Think of your first two sentences as a pitch. Who you are, what you know, why someone should keep reading. Concrete data, specific examples, and expert perspective perform far better than emotional introductions. If your opening doesn't contain a verifiable expertise element, the AI likely won't distribute it to its full potential.
We tested this at difrnt. by reformatting client posts to lead with a specific data point or insight. The difference in reach was measurable within a week. Posts that opened with expertise-first language consistently outperformed those that used storytelling hooks by 2-3x in distribution.
Consistency beats virality
A subtle but significant change: LinkedIn now builds a "dossier" on every user. The AI analyzes not just individual posts but your entire history of content and comments.
What does this mean? If you post about SEO on Monday, leadership on Tuesday, and cooking recipes on Wednesday, the algorithm can't categorize you. And if it can't categorize you, it can't distribute your content efficiently to the right audience.
Think of it like academic specialization. LinkedIn prefers the "professor of cardiac surgery" over the "doctor who knows a bit of everything." The more focused you are on a content territory, the more the AI rewards you with relevant distribution.
At difrnt., we've seen this play out directly on the accounts we manage. Profiles that maintained a consistent thread on LinkedIn saw reach increase even after 360Brew rolled out. Those that varied thematically stagnated or declined, regardless of the individual quality of each post.
Comments are not optional
Another signal 360Brew evaluates: engagement in the comments section. Data from a Buffer report shows that 83% of accounts that actively respond to comments on their own posts outperform those that publish and disappear.
Posting quality content isn't enough. You need to stay in the conversation. When you respond to a comment with an additional perspective, the algorithm interprets it as a quality signal. Each response effectively extends the lifespan of your post in the feed.
We applied this strategy to our client accounts and the difference became visible within two weeks. Posts where the author was active in comments had 40-60% more reach than posts where the conversation went unanswered.
What this means for company pages
A question we get frequently from clients: do the same rules apply to LinkedIn Pages, not just personal profiles? The short answer is yes, but with important nuances.
360Brew evaluates company pages with the same quality criteria, but expectations are different. A company page that only posts corporate announcements ("we won an award," "we hired someone") doesn't build an expertise dossier. The algorithm treats it like a megaphone, not an expert.
Companies performing well on LinkedIn in 2026 are those publishing content with real value: industry analyses, team perspectives, case studies with concrete data. Every company post needs to answer the question: "would someone save this?"
At difrnt., we've found the most effective strategy combines company page presence with structured employee advocacy. Employees posting about their areas of expertise amplify the company message naturally, without feeling forced.
The 6-12 month advantage window
Algorithm changes become common knowledge within 6-12 months.

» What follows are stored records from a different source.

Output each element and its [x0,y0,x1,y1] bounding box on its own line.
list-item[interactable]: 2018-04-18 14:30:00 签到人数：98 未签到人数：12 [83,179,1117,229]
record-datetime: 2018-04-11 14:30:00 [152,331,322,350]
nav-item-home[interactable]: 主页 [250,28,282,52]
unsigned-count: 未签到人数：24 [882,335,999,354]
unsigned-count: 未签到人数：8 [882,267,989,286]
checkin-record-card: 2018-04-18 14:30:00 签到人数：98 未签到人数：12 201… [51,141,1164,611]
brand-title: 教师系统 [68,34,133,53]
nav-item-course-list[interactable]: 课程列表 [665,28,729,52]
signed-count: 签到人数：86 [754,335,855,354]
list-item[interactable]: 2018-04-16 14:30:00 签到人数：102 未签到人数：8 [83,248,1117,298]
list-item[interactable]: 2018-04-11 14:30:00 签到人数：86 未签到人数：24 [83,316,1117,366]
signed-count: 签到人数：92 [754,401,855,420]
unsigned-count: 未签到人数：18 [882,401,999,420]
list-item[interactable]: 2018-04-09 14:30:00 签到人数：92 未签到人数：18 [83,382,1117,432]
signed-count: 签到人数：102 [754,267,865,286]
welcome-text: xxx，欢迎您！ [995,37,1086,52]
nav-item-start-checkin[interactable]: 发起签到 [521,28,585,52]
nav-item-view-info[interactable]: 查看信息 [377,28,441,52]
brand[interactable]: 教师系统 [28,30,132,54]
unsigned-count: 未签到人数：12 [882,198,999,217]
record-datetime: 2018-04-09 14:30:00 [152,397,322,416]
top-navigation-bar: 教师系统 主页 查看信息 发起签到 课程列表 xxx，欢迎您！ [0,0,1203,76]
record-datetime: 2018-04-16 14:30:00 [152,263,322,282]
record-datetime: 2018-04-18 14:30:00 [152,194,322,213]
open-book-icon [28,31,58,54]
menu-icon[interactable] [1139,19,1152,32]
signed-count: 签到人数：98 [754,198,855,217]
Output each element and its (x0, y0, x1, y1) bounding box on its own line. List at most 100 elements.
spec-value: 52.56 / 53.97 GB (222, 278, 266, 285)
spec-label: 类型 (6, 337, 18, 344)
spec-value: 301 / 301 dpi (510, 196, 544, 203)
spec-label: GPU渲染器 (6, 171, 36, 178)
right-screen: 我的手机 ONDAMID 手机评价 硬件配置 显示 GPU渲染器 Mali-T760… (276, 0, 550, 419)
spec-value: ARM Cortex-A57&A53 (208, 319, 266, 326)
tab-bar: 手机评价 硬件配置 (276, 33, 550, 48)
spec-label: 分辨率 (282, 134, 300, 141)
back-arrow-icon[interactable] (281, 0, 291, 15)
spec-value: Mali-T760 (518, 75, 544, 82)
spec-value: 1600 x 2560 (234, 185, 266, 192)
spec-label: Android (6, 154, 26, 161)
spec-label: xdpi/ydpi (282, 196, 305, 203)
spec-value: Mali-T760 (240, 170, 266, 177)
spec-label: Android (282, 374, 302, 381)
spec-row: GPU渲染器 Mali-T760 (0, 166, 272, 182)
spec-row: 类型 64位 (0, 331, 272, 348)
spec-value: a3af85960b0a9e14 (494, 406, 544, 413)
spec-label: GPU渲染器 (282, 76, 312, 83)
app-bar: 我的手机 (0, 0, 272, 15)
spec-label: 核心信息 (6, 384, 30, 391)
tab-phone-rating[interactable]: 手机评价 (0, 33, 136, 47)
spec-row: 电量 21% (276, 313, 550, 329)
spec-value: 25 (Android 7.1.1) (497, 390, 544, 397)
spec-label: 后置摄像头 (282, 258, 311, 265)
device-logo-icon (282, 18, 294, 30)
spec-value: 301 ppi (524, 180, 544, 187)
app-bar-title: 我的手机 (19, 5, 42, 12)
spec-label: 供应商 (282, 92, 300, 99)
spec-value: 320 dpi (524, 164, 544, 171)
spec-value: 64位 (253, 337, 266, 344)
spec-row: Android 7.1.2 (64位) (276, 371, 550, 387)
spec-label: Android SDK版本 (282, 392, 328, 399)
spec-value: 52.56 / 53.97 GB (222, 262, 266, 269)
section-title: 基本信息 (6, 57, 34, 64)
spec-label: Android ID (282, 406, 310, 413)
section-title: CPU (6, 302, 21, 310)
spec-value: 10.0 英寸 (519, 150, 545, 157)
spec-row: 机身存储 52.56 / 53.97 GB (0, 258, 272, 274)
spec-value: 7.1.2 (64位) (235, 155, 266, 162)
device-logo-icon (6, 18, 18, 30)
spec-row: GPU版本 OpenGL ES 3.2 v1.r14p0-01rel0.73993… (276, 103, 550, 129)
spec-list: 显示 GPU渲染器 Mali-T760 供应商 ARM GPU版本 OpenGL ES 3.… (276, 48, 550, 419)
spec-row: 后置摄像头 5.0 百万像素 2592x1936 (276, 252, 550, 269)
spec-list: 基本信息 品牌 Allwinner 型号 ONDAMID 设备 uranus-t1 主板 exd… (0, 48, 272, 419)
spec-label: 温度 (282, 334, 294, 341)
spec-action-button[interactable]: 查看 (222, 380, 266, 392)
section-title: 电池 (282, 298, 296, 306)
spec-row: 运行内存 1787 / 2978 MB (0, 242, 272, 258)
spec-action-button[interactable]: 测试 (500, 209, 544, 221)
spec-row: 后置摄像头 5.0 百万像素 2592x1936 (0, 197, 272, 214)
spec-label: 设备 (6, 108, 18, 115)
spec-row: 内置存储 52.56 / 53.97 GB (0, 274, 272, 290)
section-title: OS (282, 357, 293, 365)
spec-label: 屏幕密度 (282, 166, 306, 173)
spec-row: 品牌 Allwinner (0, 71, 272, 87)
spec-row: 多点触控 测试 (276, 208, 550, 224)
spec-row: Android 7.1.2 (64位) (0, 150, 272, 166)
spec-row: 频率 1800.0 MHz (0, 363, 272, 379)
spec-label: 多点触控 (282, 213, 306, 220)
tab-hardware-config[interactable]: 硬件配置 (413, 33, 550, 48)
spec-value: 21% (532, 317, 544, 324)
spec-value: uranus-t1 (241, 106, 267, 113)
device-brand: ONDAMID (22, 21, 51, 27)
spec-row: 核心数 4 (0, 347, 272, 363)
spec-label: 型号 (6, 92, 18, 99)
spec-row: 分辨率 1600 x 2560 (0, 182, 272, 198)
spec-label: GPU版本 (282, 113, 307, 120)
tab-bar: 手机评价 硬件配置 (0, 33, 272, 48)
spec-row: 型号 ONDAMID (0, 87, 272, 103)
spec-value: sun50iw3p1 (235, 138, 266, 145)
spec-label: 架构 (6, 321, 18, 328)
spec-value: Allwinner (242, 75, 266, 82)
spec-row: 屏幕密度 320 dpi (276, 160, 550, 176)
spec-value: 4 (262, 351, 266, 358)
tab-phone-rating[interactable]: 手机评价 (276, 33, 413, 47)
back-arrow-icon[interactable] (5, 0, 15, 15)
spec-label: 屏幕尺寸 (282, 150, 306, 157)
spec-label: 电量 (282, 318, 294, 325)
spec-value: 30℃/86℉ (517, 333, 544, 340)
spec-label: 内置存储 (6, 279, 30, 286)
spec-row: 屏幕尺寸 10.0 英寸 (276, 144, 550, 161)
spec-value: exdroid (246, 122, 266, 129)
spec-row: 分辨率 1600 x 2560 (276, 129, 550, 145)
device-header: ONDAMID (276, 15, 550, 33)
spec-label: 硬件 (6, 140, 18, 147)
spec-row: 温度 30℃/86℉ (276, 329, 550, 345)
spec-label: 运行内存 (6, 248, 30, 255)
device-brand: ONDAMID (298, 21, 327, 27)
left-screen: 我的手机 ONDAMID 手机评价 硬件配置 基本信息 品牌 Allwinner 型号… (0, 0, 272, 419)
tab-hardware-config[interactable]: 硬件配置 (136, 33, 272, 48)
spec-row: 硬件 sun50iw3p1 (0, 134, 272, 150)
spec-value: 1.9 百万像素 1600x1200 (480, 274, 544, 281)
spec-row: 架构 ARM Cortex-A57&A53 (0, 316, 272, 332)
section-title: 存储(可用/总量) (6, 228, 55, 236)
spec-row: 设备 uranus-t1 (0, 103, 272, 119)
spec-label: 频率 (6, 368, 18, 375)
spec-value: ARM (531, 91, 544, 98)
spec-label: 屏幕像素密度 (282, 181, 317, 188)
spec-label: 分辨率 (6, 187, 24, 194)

Right now, we're inside the competitive advantage window. Those who adapt their social media strategy now will benefit from preferential distribution before everyone else catches on.
This isn't about "beating" the algorithm. It's about understanding what it rewards and creating content that naturally aligns. LinkedIn wants expert, consistent, useful content. If you can deliver that, you have a real advantage that virality alone can't match. The window is open now, and it won't stay open forever.
LinkedIn in 2026 no longer rewards popularity. It rewards expertise. And for anyone building a personal brand or company brand on the platform, that's probably the best news in years. The question is: are you ready to create content that actually matters?